Date: 2007-04-20 12:10 pm (UTC)
From: [identity profile] carsmilesteve.livejournal.com
Keiran McFeely (simple kid), quoted in that article was previously in the Young Offenders who were a complete Bolan rip-off! OH THE IRONING!!!

actually i swear they just publish pieces like this so that we have something to argue about on a friday...

ALSO!!

Date: 2007-04-20 12:13 pm (UTC)
From: [identity profile] carsmilesteve.livejournal.com
morley rly has lost it, right? whilst he still has the writing chops he just doesn't understand the young person's music anymore does he? i can see him slipping onto a greil marcus-esque world writing more and more detailed books about exactly why the art of noise were the apogee of all humang creation...

Re: ALSO!!

Date: 2007-04-20 01:22 pm (UTC)
From: [identity profile] piratemoggy.livejournal.com
His OMM piece about the Arcade Fire, which I found in the bathroom yesterday and proceeded to try and procrastinate about cleaning the sink with, is one of the most singularly absurd things I've ever read. Out of touch doesn't even begin to really touch it.

Re: ALSO!!

Date: 2007-04-20 01:26 pm (UTC)
From: [identity profile] carsmilesteve.livejournal.com
well "absurd" is hardly a new element ot his work ;)

Date: 2007-04-20 05:54 pm (UTC)
koganbot: (Default)
From: [personal profile] koganbot
The Guardian piece seems a mess and I suspect it doesn't do Savage or Morley justice.

At the end of the this other humongous piece of mine, from 2002, I've got this paragraph:

Rock had once laid claim to the future ("Hail hail rock 'n' roll, deliver me from days of old"), and not even the retro rockers are trying to be traditionalists. Whatever Mooney Suzuki, the Greenhornes, the Gore Gore Girls, et al. are doing, it's not traditionalism. (More likely they want to stay true to some spirit or reanimate an ideal, as well as find musical forms to play with.) But basically, since the Recombinant Dubsters - particularly in hip-hop and techno - have usurped the official role of Conveyors Of The Future, this frees rockers to evolve in all sorts of directions without worrying about which way is "forward." The forward spot is already occupied. (And the rock bands that do make a point of their modernity - the industrial acts like Wumpscut - always sound like they're playing catch-up, anyway.) So metal especially can mutate and reconfigure itself all over the place while still being a subcult rather than a "trend." I won't generalize as to whether being free of the future is good or not. It's safer, and safety can free up some people and make others lazy. But at the moment, the space is wide open and everything's for the taking.

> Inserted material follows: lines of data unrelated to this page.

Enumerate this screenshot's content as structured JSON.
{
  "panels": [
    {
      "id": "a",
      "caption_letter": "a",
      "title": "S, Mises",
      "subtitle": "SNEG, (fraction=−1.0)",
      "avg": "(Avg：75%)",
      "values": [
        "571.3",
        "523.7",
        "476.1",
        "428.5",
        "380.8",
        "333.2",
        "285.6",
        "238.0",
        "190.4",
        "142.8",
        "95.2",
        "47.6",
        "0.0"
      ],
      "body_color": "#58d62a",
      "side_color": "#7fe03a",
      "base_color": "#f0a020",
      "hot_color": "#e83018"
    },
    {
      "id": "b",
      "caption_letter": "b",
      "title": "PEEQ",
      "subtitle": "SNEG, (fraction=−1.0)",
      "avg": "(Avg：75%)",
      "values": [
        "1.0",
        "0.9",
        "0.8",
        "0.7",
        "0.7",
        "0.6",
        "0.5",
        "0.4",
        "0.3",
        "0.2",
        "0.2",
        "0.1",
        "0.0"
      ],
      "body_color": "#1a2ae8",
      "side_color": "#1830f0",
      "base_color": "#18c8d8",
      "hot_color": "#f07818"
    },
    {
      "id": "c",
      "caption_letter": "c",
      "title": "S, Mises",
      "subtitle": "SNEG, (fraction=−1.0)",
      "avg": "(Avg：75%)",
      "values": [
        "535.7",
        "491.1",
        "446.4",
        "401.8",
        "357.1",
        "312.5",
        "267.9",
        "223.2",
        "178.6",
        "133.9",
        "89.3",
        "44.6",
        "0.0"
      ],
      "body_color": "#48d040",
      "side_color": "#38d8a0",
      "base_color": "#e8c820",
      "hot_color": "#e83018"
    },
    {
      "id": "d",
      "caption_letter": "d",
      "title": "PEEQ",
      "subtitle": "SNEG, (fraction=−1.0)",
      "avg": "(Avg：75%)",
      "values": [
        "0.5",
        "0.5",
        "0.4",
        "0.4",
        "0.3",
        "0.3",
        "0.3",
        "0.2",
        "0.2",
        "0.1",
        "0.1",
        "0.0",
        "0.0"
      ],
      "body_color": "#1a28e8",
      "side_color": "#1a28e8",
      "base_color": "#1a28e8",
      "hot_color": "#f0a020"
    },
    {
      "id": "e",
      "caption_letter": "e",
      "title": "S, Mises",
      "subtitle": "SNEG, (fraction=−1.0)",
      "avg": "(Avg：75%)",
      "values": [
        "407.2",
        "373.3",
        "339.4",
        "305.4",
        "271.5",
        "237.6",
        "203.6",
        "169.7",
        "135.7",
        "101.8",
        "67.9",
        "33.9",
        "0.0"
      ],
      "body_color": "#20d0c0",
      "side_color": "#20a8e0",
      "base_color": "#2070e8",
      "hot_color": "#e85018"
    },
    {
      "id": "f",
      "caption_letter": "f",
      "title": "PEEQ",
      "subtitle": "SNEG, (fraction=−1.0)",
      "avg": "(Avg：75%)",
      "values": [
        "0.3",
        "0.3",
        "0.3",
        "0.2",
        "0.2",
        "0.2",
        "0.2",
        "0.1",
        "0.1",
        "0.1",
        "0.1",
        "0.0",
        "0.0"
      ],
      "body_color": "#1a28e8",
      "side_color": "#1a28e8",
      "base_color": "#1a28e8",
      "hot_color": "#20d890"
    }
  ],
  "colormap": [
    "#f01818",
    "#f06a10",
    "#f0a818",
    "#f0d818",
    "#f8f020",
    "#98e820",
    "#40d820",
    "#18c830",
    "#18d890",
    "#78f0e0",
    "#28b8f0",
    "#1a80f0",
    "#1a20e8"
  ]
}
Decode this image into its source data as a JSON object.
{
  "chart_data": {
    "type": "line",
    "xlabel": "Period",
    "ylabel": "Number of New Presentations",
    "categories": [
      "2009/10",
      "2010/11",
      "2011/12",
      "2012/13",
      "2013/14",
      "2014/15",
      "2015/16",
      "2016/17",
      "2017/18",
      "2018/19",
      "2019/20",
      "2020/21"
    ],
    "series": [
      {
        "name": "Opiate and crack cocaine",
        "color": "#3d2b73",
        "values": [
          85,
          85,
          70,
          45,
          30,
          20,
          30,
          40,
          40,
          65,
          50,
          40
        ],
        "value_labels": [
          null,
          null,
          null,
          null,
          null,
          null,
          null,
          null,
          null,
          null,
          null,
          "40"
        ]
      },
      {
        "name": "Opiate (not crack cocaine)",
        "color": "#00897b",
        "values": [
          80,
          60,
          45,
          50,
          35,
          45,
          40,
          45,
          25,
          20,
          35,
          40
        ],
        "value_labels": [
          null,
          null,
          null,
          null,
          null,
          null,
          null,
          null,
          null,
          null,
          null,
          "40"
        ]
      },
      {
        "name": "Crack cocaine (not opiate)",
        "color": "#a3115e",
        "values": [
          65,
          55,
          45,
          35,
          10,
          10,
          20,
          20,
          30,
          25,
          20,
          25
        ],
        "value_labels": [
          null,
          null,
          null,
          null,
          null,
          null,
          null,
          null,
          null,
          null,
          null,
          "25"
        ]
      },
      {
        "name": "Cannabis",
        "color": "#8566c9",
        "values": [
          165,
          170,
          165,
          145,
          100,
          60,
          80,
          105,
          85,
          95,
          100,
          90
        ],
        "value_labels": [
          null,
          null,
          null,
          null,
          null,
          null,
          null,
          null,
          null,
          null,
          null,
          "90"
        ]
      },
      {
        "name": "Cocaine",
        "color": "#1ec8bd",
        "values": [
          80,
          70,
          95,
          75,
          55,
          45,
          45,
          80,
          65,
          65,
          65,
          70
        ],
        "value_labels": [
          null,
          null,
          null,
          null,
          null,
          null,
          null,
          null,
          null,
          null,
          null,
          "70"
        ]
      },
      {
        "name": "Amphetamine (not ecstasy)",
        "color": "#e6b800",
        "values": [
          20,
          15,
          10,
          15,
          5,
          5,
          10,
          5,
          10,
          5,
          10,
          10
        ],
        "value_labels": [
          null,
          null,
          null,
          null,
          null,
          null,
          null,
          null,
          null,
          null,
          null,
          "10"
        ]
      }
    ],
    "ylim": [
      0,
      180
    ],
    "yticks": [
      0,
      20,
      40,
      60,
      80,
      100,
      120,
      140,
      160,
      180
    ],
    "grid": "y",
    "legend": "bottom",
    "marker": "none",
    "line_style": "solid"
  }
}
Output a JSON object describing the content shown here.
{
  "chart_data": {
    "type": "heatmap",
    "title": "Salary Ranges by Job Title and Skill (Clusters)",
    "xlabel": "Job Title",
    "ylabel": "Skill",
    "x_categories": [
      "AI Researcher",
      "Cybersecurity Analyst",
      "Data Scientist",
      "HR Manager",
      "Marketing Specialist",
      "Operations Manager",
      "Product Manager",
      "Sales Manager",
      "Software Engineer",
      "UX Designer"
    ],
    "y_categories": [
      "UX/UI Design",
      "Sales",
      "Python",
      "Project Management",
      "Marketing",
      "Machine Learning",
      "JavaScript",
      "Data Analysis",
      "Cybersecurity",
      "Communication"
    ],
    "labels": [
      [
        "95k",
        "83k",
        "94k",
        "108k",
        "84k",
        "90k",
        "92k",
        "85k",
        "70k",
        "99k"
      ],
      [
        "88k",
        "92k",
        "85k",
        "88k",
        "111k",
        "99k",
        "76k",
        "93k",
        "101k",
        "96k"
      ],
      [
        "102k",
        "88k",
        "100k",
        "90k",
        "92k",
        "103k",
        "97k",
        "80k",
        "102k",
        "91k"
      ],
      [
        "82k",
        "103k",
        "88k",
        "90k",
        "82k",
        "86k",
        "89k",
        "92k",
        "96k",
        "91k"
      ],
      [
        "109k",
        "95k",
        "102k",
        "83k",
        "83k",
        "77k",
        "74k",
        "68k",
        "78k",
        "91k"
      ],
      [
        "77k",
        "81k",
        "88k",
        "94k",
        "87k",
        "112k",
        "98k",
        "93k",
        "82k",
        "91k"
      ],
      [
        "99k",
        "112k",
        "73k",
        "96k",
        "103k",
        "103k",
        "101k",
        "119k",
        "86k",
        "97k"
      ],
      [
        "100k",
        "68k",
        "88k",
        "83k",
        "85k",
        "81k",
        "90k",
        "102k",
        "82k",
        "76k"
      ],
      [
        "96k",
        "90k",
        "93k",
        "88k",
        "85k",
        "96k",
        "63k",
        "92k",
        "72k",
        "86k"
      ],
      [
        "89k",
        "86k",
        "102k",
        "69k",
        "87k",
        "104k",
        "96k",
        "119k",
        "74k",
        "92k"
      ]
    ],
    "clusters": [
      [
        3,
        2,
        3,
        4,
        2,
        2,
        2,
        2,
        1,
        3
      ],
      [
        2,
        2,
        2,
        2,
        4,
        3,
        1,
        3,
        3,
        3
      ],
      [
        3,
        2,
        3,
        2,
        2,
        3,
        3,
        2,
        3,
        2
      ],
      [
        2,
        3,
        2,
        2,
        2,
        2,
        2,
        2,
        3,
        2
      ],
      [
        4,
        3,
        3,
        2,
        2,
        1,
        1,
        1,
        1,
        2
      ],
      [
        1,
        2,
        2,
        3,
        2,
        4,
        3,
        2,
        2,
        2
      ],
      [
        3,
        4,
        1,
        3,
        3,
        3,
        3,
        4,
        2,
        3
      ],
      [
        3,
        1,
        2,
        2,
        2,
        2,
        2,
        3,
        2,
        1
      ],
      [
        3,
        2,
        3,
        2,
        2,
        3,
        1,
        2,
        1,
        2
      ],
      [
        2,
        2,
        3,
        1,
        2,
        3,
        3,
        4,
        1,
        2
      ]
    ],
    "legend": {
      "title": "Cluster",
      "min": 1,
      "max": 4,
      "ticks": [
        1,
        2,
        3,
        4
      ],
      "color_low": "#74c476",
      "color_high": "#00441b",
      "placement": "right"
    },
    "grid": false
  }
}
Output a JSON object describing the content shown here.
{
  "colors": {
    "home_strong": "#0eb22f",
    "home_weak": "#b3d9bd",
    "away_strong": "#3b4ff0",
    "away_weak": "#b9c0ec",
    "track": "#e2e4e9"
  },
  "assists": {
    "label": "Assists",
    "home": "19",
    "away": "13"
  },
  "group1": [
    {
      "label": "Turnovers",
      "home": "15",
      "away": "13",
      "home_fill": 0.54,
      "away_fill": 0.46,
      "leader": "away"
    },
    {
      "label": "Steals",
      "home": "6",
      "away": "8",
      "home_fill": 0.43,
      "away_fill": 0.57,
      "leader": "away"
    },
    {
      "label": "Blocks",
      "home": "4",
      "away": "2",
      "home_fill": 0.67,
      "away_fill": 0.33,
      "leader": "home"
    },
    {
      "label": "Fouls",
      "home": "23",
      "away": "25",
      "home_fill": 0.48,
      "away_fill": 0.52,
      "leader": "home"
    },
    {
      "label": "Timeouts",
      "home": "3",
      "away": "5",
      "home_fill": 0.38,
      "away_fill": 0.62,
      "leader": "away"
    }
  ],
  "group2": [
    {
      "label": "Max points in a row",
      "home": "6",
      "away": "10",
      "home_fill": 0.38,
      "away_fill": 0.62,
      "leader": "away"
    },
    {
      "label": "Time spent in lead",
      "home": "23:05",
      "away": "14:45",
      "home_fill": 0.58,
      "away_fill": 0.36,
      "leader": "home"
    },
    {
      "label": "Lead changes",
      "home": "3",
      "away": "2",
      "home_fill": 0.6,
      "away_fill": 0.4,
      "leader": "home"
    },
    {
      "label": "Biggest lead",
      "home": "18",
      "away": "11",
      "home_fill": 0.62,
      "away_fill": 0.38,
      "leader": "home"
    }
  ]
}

Since then, hip-hop has lost some of its sense of being the future, which of course doesn't stop hyphy, for instance, from sounding futuristic.

But the idea of there being a particular direction that represents the future was something that fizzled out in the '70s. I mean this in a broader cultural way. I do think that over the last quarter century, the U.S., which has been pushing forth its music all over the world, has lost its sense that it's the country leading the world into the future, and that it knows what the future entails (more freedom, more equality, more money).

Date: 2007-04-21 07:36 pm (UTC)
From: [identity profile] anatol-merklich.livejournal.com
Oh ironing etc: are Morley + Savage doing just what they criticize in music ie applying (say) 1979-style aesthetics?